Inscrições rupestres no local denominado Cachoeira das Canoas I – Carnaúba dos Dantas- RN, reproduzidas por J.A.Fonseca tendo por referência cópia dos desenhos de José Dantas.

  

O nome de José Azevedo Dantas terá de ser, obrigatoriamente, grafado nos anais da história do Brasil pelo seu inestimável trabalho de pesquisa potiguar e paraibana, realizado naquela região do Nordeste brasileiro na década de 1920. Apesar de não ter formação acadêmica em nenhuma modalidade, nem mesmo de caráter primário, este ilustre brasileiro surpreende os pesquisadores hodiernos pelo seu espírito de pioneirismo e autodidatismo, através de seus estudos e registros arqueológicos, tanto no seu aspecto de escrita, quanto no das reproduções efetuadas com os parcos recursos que possuía.

 

Segundo o historiador Helder Alexandre Medeiros de Macedo, José Dantas teria iniciado suas pesquisas arqueológicas no Rio Grande do Norte e na Paraíba em 1924, na localidade denominada Xiquexique, onde residia e que hoje correspondem aos sítios arqueológicos Xiquexique I, Xiquexique II, Abrigo do Morcego e Furna do Pau d’Arco.

 

Este surpreendente pesquisador brasileiro apesar de não ter freqüentado nenhuma escola oficial, desenvolveu estudos nas áreas da geografia, história, genealogia, meteorologia e arqueologia, além de atuar também como músico, desenhista e editor de jornais manuscritos de pequena circulação em Carnaúba dos Dantas.
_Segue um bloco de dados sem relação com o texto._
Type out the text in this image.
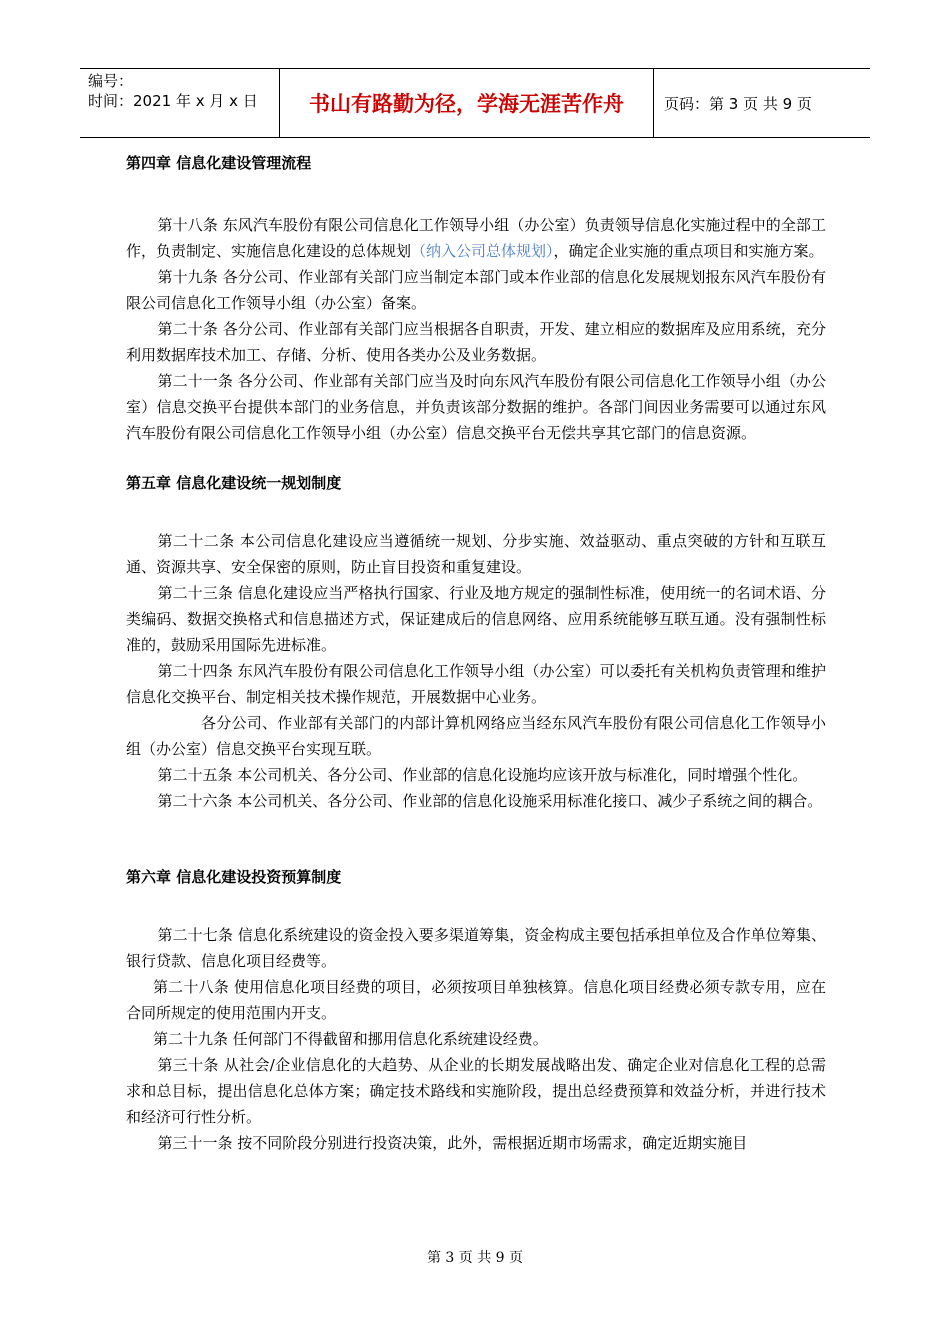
编号：
时间：2021 年 x 月 x 日	书山有路勤为径，学海无涯苦作舟	页码：第 3 页 共 9 页
第四章 信息化建设管理流程

第十八条 东风汽车股份有限公司信息化工作领导小组（办公室）负责领导信息化实施过程中的全部工作，负责制定、实施信息化建设的总体规划（纳入公司总体规划），确定企业实施的重点项目和实施方案。

第十九条 各分公司、作业部有关部门应当制定本部门或本作业部的信息化发展规划报东风汽车股份有限公司信息化工作领导小组（办公室）备案。

第二十条 各分公司、作业部有关部门应当根据各自职责，开发、建立相应的数据库及应用系统，充分利用数据库技术加工、存储、分析、使用各类办公及业务数据。

第二十一条 各分公司、作业部有关部门应当及时向东风汽车股份有限公司信息化工作领导小组（办公室）信息交换平台提供本部门的业务信息，并负责该部分数据的维护。各部门间因业务需要可以通过东风汽车股份有限公司信息化工作领导小组（办公室）信息交换平台无偿共享其它部门的信息资源。

第五章 信息化建设统一规划制度

第二十二条 本公司信息化建设应当遵循统一规划、分步实施、效益驱动、重点突破的方针和互联互通、资源共享、安全保密的原则，防止盲目投资和重复建设。

第二十三条 信息化建设应当严格执行国家、行业及地方规定的强制性标准，使用统一的名词术语、分类编码、数据交换格式和信息描述方式，保证建成后的信息网络、应用系统能够互联互通。没有强制性标准的，鼓励采用国际先进标准。

第二十四条 东风汽车股份有限公司信息化工作领导小组（办公室）可以委托有关机构负责管理和维护信息化交换平台、制定相关技术操作规范，开展数据中心业务。

各分公司、作业部有关部门的内部计算机网络应当经东风汽车股份有限公司信息化工作领导小组（办公室）信息交换平台实现互联。

第二十五条 本公司机关、各分公司、作业部的信息化设施均应该开放与标准化，同时增强个性化。

第二十六条 本公司机关、各分公司、作业部的信息化设施采用标准化接口、减少子系统之间的耦合。

第六章 信息化建设投资预算制度

第二十七条 信息化系统建设的资金投入要多渠道筹集，资金构成主要包括承担单位及合作单位筹集、银行贷款、信息化项目经费等。

第二十八条 使用信息化项目经费的项目，必须按项目单独核算。信息化项目经费必须专款专用，应在合同所规定的使用范围内开支。

第二十九条 任何部门不得截留和挪用信息化系统建设经费。

第三十条 从社会/企业信息化的大趋势、从企业的长期发展战略出发、确定企业对信息化工程的总需求和总目标，提出信息化总体方案；确定技术路线和实施阶段，提出总经费预算和效益分析，并进行技术和经济可行性分析。

第三十一条 按不同阶段分别进行投资决策，此外，需根据近期市场需求，确定近期实施目

第 3 页 共 9 页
Iniciou-se na escrita e na leitura auxiliado por seus irmãos mais velhos, mas problemas diversos fizeram-no atuar em variadas ocupações para fins, inclusive, de sobrevivência como, por exemplo: servente, apanhador de algodão, carregador, comerciante, etc.

 

Conforme dito acima, suas pesquisas arqueológicas se iniciaram em 1924, quando ele se muniu de lápis e papel e saiu pelo sertão do Seridó registrando inscrições rupestres, anotando detalhes dos locais pesquisados e fazendo croquis das regiões visitadas.

 

Os atuais pesquisadores confirmam que as datações do Seridó cheguem próximo de 10 mil anos, ou seja, que os registros ali encontrados se tratem de constatações de ocupações humanas naquele local em época bem remota. Para estes, as pinturas rupestres da tradição do Seridó espelham os anseios e o contexto social dos grupos de caçadores-coletores nesses tempos passados. Nos abrigos deste sítio são encontradas representações de embarcações estilizadas, motivos geométricos, antropomorfos e zoomorfos.

 

Nesta região correm os rios Seridó e seus principais afluentes, Carnaúba e Acauã, onde se encontram municípios do Rio Grande do Norte e da Paraíba, constituindo-se de uma área menos árida do Nordeste. Foi nesta localidade de Carnaúba dos Dantas que se deram as primeiras pesquisas arqueológicas do ilustre brasileiro José Dantas, quando o mesmo acabou por reunir um volumoso e raríssimo manuscrito denominado “Indícios de uma Civilização Antiqüíssima”, reunindo seus estudos, escritos e reproduções das itacoatiaras, hoje arquivado no Instituto Histórico Paraibano. Este importantíssimo documento foi doado ao Instituto por seu irmão Mamede de Azevedo Dantas, após sua morte.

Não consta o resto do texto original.